Vision Transformer Coding in PyTorch, Part 1: Bird’s Eye View | by Borna Ahmadzadeh | April 2022

Photo by Justin Wilkens on Unsplash

In this two-part series, we’ll learn about the Vision Transformer (ViT), which is taking the computer vision world by storm, and code it, from scratch, in PyTorch. You can find the accompanying GitHub repository here.

Audience: The backbone of Vision Transformers is the Transformer, and while this is also written from scratch, it won’t be explained in too much depth. Therefore, a deep understanding of transformers (especially multi-headed self-attention) is necessary, but other than that, there are no prerequisites.

Without further ado, let’s get to coding!

Attention is all you need marked a pivotal moment in advances in deep learning when it pioneered the transformer, a network that outperformed more complex networks such as long-short-term memory (LSTM) architecture on many natural language processing (NLP) benchmarks while being considerably faster. Multi-headed self-attention (MHSA) is the powerhouse behind the transformer, and it allowed researchers to get rid of recurrence and convolutions, which were previously ubiquitous in NLP models. The Transformers have proven the value of MHSA and shown that, at least in NLP, it really is all you need.

Attention has also been widely used in convolutional neural networks (CNNs). For example, compression and excitation (SE), an indispensable component of state-of-the-art CNNs like EfficientNetV2, is a form of attention that adaptively weighs channels in a feature map. Effective channel attention (ECA) relies on SE and seeks to provide an equivalent improvement in accuracy with fewer parameters.

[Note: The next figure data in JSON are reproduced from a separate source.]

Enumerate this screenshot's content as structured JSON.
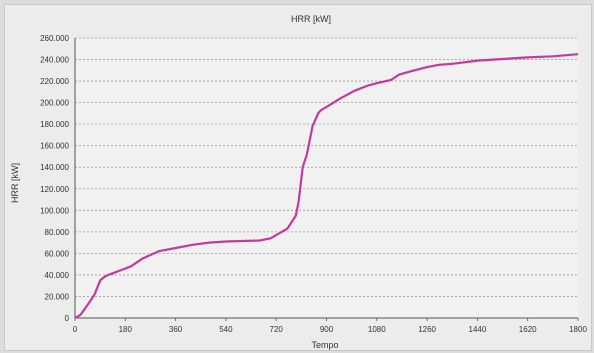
{
  "chart_data": {
    "type": "line",
    "title": "HRR [kW]",
    "xlabel": "Tempo",
    "ylabel": "HRR [kW]",
    "xlim": [
      0,
      1800
    ],
    "ylim": [
      0,
      260000
    ],
    "x_ticks": [
      "0",
      "180",
      "360",
      "540",
      "720",
      "900",
      "1080",
      "1260",
      "1440",
      "1620",
      "1800"
    ],
    "y_ticks": [
      "0",
      "20.000",
      "40.000",
      "60.000",
      "80.000",
      "100.000",
      "120.000",
      "140.000",
      "160.000",
      "180.000",
      "200.000",
      "220.000",
      "240.000",
      "260.000"
    ],
    "grid": true,
    "line_color": "#c4399e",
    "series": [
      {
        "x": [
          0,
          20,
          50,
          70,
          90,
          110,
          130,
          160,
          180,
          200,
          240,
          300,
          360,
          420,
          480,
          540,
          600,
          660,
          700,
          720,
          760,
          790,
          800,
          815,
          830,
          850,
          870,
          880,
          900,
          950,
          1000,
          1050,
          1080,
          1130,
          1160,
          1200,
          1260,
          1300,
          1350,
          1440,
          1530,
          1620,
          1710,
          1800
        ],
        "y": [
          0,
          3000,
          14000,
          22000,
          35000,
          39000,
          41000,
          44000,
          46000,
          48000,
          55000,
          62000,
          65000,
          68000,
          70000,
          71000,
          71500,
          72000,
          74000,
          77000,
          83000,
          95000,
          108000,
          140000,
          152000,
          178000,
          190000,
          193000,
          196000,
          204000,
          211000,
          216000,
          218000,
          221000,
          226000,
          229000,
          233000,
          235000,
          236000,
          239000,
          240500,
          242000,
          243000,
          245000
        ]
      }
    ]
  }
}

Many other algorithms could be cited, and a few attributes they all share are I) They are not intended to replace convolutions; on the contrary, they are complementary to convolutions and II) MHSA is not employed by them, due to two defensible justifications:

  1. Convolutions have inductive biases suitable for computer vision. Translation invariance, for example, ensures that the output of a CNN will not change dramatically if the input pixels are moved one to the right, a desirable property because moving an image would not change its semantics.
  2. Multi-headed self-attention is notorious for its cost O(not²), which makes it completely impractical for high resolution photos if one treats each individual pixel as a token.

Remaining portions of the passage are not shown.